ALONE-AF: Stopping OAC After Ablation Doesn’t Reduce Cognitive Function

Cognition scores, in fact, trended upward during follow-up, irrespective of oral anticoagulation use.

ALONE-AF: Stopping OAC After Ablation Doesn’t Reduce Cognitive Function

CHICAGO, IL—When patients stop taking oral anticoagulation (OAC) after they’ve been free of atrial fibrillation (AF) recurrence for at least a year after catheter ablation, their cognitive function doesn’t appear to deteriorate, according to a substudy of the ALONE-AF trial.

On the contrary, scores on the Montreal Cognitive Assessment (MoCA) improved over 2 years of follow-up to a similar degree in the OAC and no-OAC groups, with consistent results seen across subgroups, Boyoung Joung, MD, PhD (Yonsei University College of Medicine, Seoul, Republic of Korea), reported here at Heart Rhythm 2026.

However, Joung said, the findings “should be interpreted with caution because the study actually was not designed to check the [difference in] cognitive function changes between the OAC and no-OAC groups.”

Prior research has shown that AF is associated with deterioration of cognitive function and the development of dementia. There is also some evidence that catheter ablation may lead to an improvement in cognitive function and that OAC may reduce dementia risk. It remains uncertain whether discontinuing OAC after successful AF ablation may precipitate a decline in cognitive function.

To explore that question, Joung and his colleagues performed a substudy of the ALONE-AF trial. As reported by TCTMD, the main trial showed that in patients with AF who did not have a documented recurrence of atrial arrhythmias at least a year (mean 3.6 years) after ablation, discontinuing OAC reduced a composite of stroke, systemic embolism, or major bleeding through 2 years of follow-up compared with continuing anticoagulation, with the difference driven by less bleeding in the no-OAC arm.

The new analysis, which was published simultaneously online in Heart Rhythm with first author Ho-Gi Chung, MD (Yonsei University College of Medicine), included 646 patients (mean age 63.9 years; 25.9% women) who completed the MoCA at both baseline and 2 years, representing 83.4% of the overall trial population.

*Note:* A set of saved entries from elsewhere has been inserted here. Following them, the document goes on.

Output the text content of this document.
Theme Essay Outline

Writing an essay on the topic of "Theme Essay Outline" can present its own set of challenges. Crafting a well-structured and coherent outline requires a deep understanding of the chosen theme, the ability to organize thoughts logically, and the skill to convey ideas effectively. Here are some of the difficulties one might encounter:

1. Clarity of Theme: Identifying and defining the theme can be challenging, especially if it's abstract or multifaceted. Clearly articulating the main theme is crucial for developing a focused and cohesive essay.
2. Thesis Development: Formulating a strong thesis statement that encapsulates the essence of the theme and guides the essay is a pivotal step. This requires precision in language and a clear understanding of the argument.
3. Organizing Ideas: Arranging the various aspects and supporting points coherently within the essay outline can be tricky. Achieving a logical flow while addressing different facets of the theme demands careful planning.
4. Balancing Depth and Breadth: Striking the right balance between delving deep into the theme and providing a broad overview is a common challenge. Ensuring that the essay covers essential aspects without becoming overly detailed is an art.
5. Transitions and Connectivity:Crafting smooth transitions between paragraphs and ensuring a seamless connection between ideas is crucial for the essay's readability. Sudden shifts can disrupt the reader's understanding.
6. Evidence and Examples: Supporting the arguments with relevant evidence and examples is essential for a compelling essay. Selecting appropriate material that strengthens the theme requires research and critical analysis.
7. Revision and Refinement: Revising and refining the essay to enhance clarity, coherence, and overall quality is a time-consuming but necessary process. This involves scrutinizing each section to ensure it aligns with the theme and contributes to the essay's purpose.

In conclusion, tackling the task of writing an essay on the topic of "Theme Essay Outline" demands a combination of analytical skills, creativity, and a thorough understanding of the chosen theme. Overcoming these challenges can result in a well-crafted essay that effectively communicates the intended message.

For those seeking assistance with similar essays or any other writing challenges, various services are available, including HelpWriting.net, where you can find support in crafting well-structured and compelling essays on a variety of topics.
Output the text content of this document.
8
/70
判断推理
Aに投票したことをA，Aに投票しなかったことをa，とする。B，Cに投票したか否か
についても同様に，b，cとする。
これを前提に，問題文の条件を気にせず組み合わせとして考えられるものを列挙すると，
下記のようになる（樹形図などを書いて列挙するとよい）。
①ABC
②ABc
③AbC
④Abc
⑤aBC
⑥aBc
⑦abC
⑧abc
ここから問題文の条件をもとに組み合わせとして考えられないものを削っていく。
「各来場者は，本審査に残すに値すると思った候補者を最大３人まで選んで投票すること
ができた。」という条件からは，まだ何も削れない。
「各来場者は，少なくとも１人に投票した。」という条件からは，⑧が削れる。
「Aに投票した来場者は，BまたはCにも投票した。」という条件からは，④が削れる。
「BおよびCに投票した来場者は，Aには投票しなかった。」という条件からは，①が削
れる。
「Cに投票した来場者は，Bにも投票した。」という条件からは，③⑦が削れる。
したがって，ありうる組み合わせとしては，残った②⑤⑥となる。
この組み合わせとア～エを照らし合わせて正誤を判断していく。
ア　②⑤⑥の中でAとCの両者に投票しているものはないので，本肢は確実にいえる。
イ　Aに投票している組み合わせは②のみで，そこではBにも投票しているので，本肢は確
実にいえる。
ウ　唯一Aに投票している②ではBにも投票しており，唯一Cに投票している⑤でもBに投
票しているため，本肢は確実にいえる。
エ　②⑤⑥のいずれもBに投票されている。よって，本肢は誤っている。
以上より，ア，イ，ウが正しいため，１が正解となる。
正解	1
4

Over 2 years, MoCA score improved both in the OAC arm (from 24.2 to 24.9 points) and in the no-OAC arm (from 24.4 to 25.0 points); the between-group difference in the change was not significant (P = 0.759). These findings were consistent across subgroups defined by age, sex, type of AF, the presence of cognitive impairment at baseline, prior stroke/TIA, and CHA2DS2-VASc score and across the seven cognitive domains of the MoCA.

The researchers also examined changes in the prevalence of cognitive impairment (MoCA score < 23 points) based on whether patients had a recurrence of AF during follow-up, finding a significant difference between groups (P = 0.036 for interaction). Cognitive impairment became less frequent among patients with no AF recurrence (from 26% to 22%; P = 0.002) but trended upward in those who did (from 22% to 28%; P = 0.173).

Joung, however, acknowledged some limitations of the study, including the possibility that it was underpowered to assess changes in cognitive function; the use of MoCA, which is a brief screening tool that might miss smaller changes in cognitive function that could be detected using more detailed neuropsychological tests; and the uncertain generalizability of the findings to populations outside of East Asia.

‘Early Ablation Is Better’

T. Jared Bunch, MD (University of Utah Health, Salt Lake City), the discussant following Joung’s presentation, congratulated the researchers for exploring brain injury other than stroke in patients with AF, noting that other outcomes, like cognitive dysfunction, can have effects on patients’ and caregivers’ quality of life.

He reviewed evidence suggesting that catheter ablation may reverse some of the damage to the brain induced by AF before pointing to another important aspect of the ALONE-AF cognitive function substudy.

Notably, the researchers showed that patients with cognitive impairment at baseline had a greater gain in MoCA score compared with those who had normal cognition (2.1 vs 0.1 points; P < 0.001 for interaction). That suggests that “early ablation is better,” Bunch said, underscoring that even if patients have cognitive decline, ablation will “impact their function and quality and quantity of life.”

Prior research has demonstrated, too, that ablation performs better than medical therapy for improving cognition in patients with AF, irrespective of whether they had cognitive dysfunction, Bunch highlighted.

“Ablation continues to show a durable improvement on multiple hard endpoints and evolving . . . cognitive endpoints that are meaningful to our patients,” he said.

Disclosures
  • Joung reports no relevant conflicts of interest.
  • Bunch reports consulting for Abbott Medical, Biosense Webster, Medtronic, and Haemonetics; serving on data and safety monitoring boards for Medtronic and NAMSA; and serving as a medical monitor for the Patient-Centered Outcomes Research Institute.